Thank you Juliet Your words were a great comfort.  Yes I need to protect myself & move away from negativity. My real life is beautiful in so many ways & loved ones & true friends appreciate my story without being intimidated by it. I hope I can salvage something with my friend but possibly not, whom has now apologised she had done that ** post in some hurt place. Only she knows why & I'm thankful I don't have to live with that as I would never intentionally want to hurt her. Life lessons I guess, I'm never too old for them I'm cocooning myself in the company of lovely people & my hubby for the time being. I won't be using this outlet anymore as I've realised I've out grown the main functions of it but please do know genuinely thank you for being kind to me. Xoxo


----------



## Cloudy (Jan 26, 2012)

GG - I know you might not see this, but I wanted to send you a hug and my love  

These things on ** are what stop me actually going on it at all - it's too painful. The fact that's it's too painful is ok though, it's not a reflection of us, it's just a reflection of the way the modern world makes grief harder sometimes: whilst at the same time giving us other outlets that maybe help with grief (access to support, blogs, advice, forums etc).

Please be kind to yourself. I have struggled with the issue of friendship to the point I feel I have no true friends, not in the sense of the word that they have understanding of me. But, I agree with you that my lovely husband is my best friend - albeit a very annoying one at times   - although i don't always truly appreciate or see him that way.

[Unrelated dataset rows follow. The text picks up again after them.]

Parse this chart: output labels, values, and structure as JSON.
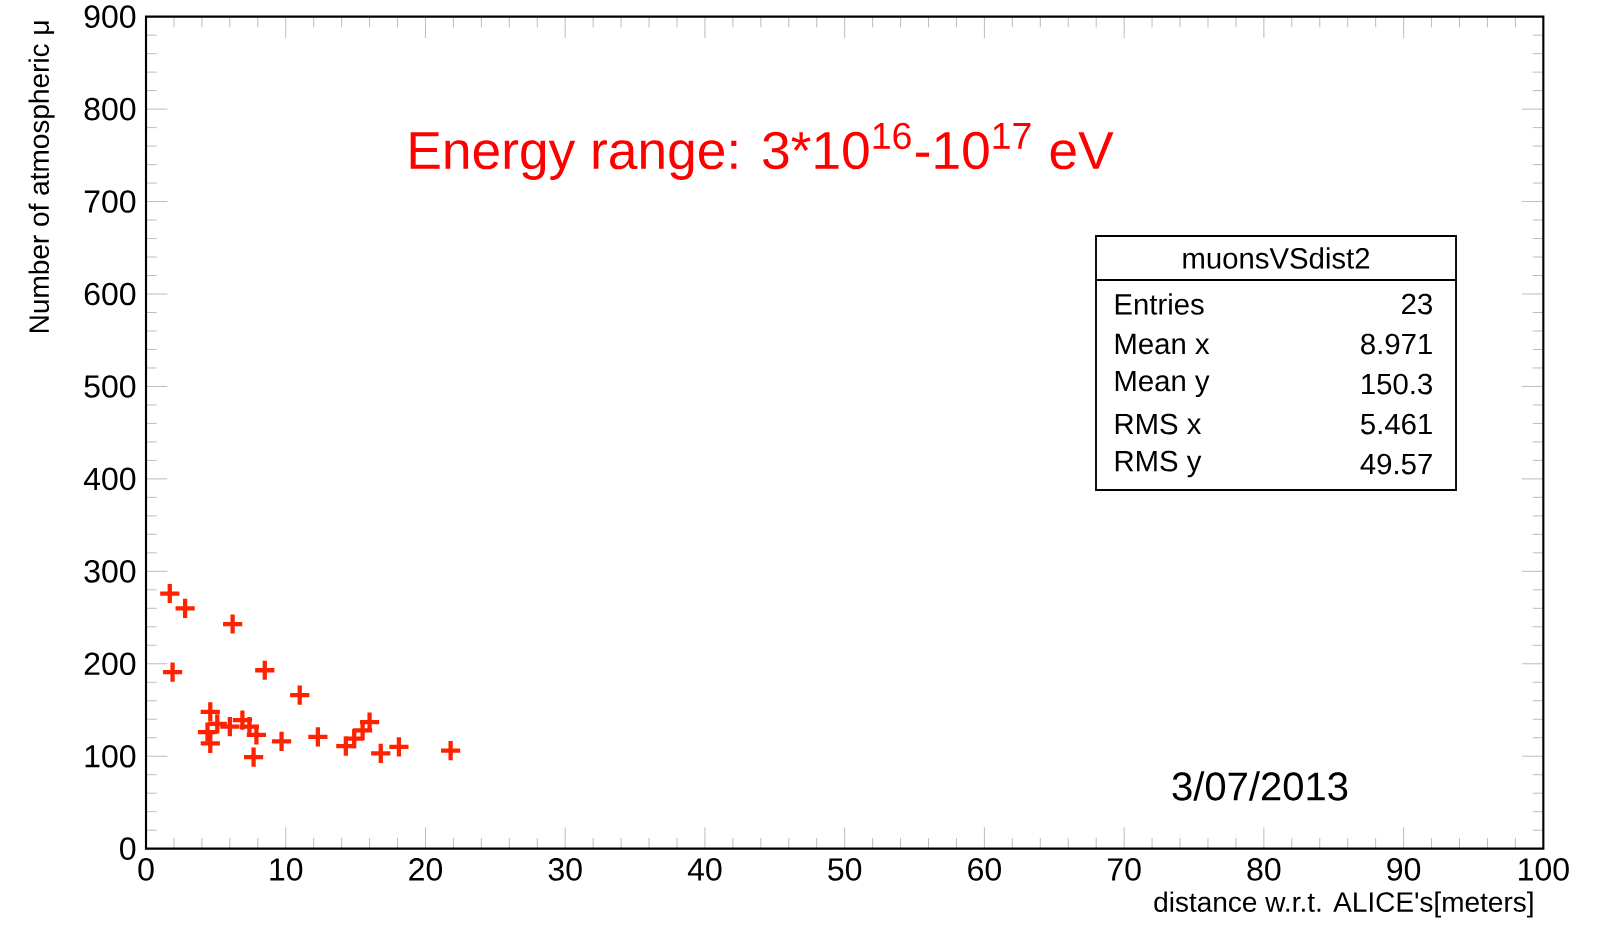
{
  "chart_data": {
    "type": "scatter",
    "title": "Energy range: 3*10$^{16}$-10$^{17}$ eV",
    "xlabel": "distance w.r.t. ALICE's[meters]",
    "ylabel": "Number of atmospheric μ",
    "x": [
      1.7,
      2.8,
      6.2,
      1.9,
      8.5,
      11.0,
      4.6,
      4.4,
      4.6,
      5.1,
      6.0,
      6.9,
      7.4,
      7.9,
      7.7,
      9.7,
      12.3,
      14.3,
      14.9,
      15.5,
      16.0,
      16.8,
      18.1,
      21.8
    ],
    "values": [
      276,
      260,
      243,
      191,
      193,
      166,
      148,
      126,
      114,
      135,
      132,
      139,
      132,
      123,
      99,
      116,
      121,
      111,
      119,
      128,
      137,
      103,
      110,
      106
    ],
    "color": "#ff2200",
    "marker": "cross",
    "xlim": [
      0,
      100
    ],
    "ylim": [
      0,
      900
    ],
    "xticks": [
      0,
      10,
      20,
      30,
      40,
      50,
      60,
      70,
      80,
      90,
      100
    ],
    "yticks": [
      0,
      100,
      200,
      300,
      400,
      500,
      600,
      700,
      800,
      900
    ],
    "annotations": [
      "muonsVSdist2",
      "Entries",
      "23",
      "Mean x",
      "8.971",
      "Mean y",
      "150.3",
      "RMS x",
      "5.461",
      "RMS y",
      "49.57",
      "3/07/2013"
    ]
  }
}
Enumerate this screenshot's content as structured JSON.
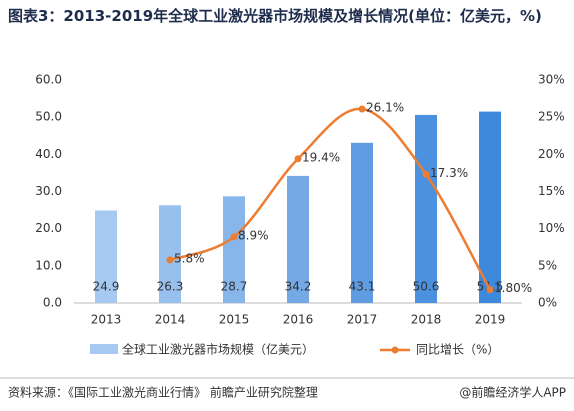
{
  "chart_data": {
    "type": "combo",
    "title": "图表3：2013-2019年全球工业激光器市场规模及增长情况(单位：亿美元，%)",
    "categories": [
      "2013",
      "2014",
      "2015",
      "2016",
      "2017",
      "2018",
      "2019"
    ],
    "series": [
      {
        "name": "全球工业激光器市场规模（亿美元）",
        "type": "bar",
        "colors": [
          "#a6c9f1",
          "#98c0ee",
          "#88b6ea",
          "#74a9e6",
          "#5f9ce2",
          "#4b91df",
          "#3f89dc"
        ],
        "values": [
          24.9,
          26.3,
          28.7,
          34.2,
          43.1,
          50.6,
          51.5
        ]
      },
      {
        "name": "同比增长（%）",
        "type": "line",
        "axis": "y2",
        "color": "#ed7d31",
        "values": [
          null,
          5.8,
          8.9,
          19.4,
          26.1,
          17.3,
          1.8
        ],
        "value_labels": [
          null,
          "5.8%",
          "8.9%",
          "19.4%",
          "26.1%",
          "17.3%",
          "1.80%"
        ]
      }
    ],
    "ylim": [
      0,
      60
    ],
    "yticks": [
      {
        "value": 0,
        "label": "0.0"
      },
      {
        "value": 10,
        "label": "10.0"
      },
      {
        "value": 20,
        "label": "20.0"
      },
      {
        "value": 30,
        "label": "30.0"
      },
      {
        "value": 40,
        "label": "40.0"
      },
      {
        "value": 50,
        "label": "50.0"
      },
      {
        "value": 60,
        "label": "60.0"
      }
    ],
    "y2lim": [
      0,
      30
    ],
    "y2ticks": [
      {
        "value": 0,
        "label": "0%"
      },
      {
        "value": 5,
        "label": "5%"
      },
      {
        "value": 10,
        "label": "10%"
      },
      {
        "value": 15,
        "label": "15%"
      },
      {
        "value": 20,
        "label": "20%"
      },
      {
        "value": 25,
        "label": "25%"
      },
      {
        "value": 30,
        "label": "30%"
      }
    ]
  },
  "footer": {
    "source": "资料来源：《国际工业激光商业行情》 前瞻产业研究院整理",
    "credit": "@前瞻经济学人APP"
  }
}
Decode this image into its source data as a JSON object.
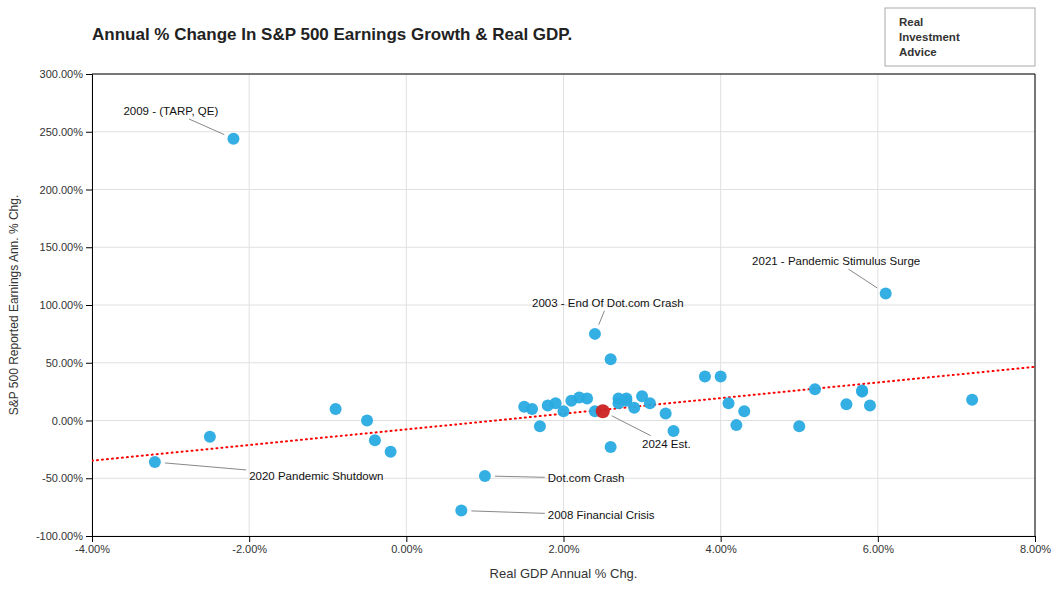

I am glad that you have taken something from this difficult situation and hope that you can develop a stronger, if not different friendship with your friend.

Thinking of you always  

Xxx


----------



## Dancing duck (Sep 12, 2014)

Social media can be the best thing and also the worst thing in the world.
One thing someone once said to me is that people usually only post about their happiness, proud moments, triumphs etc which give an unrealistic perception as to how great their life is compared to yours and so if you read it when you are feeling down it only enhances your feelings.
It has been shown to have a negative impact on peoples self-esteem but its something we can't really get away from in this day if we want to keep in touch with friends and family.
Don't take it personally and try and see it for what it is - nothing more than online showing off....


----------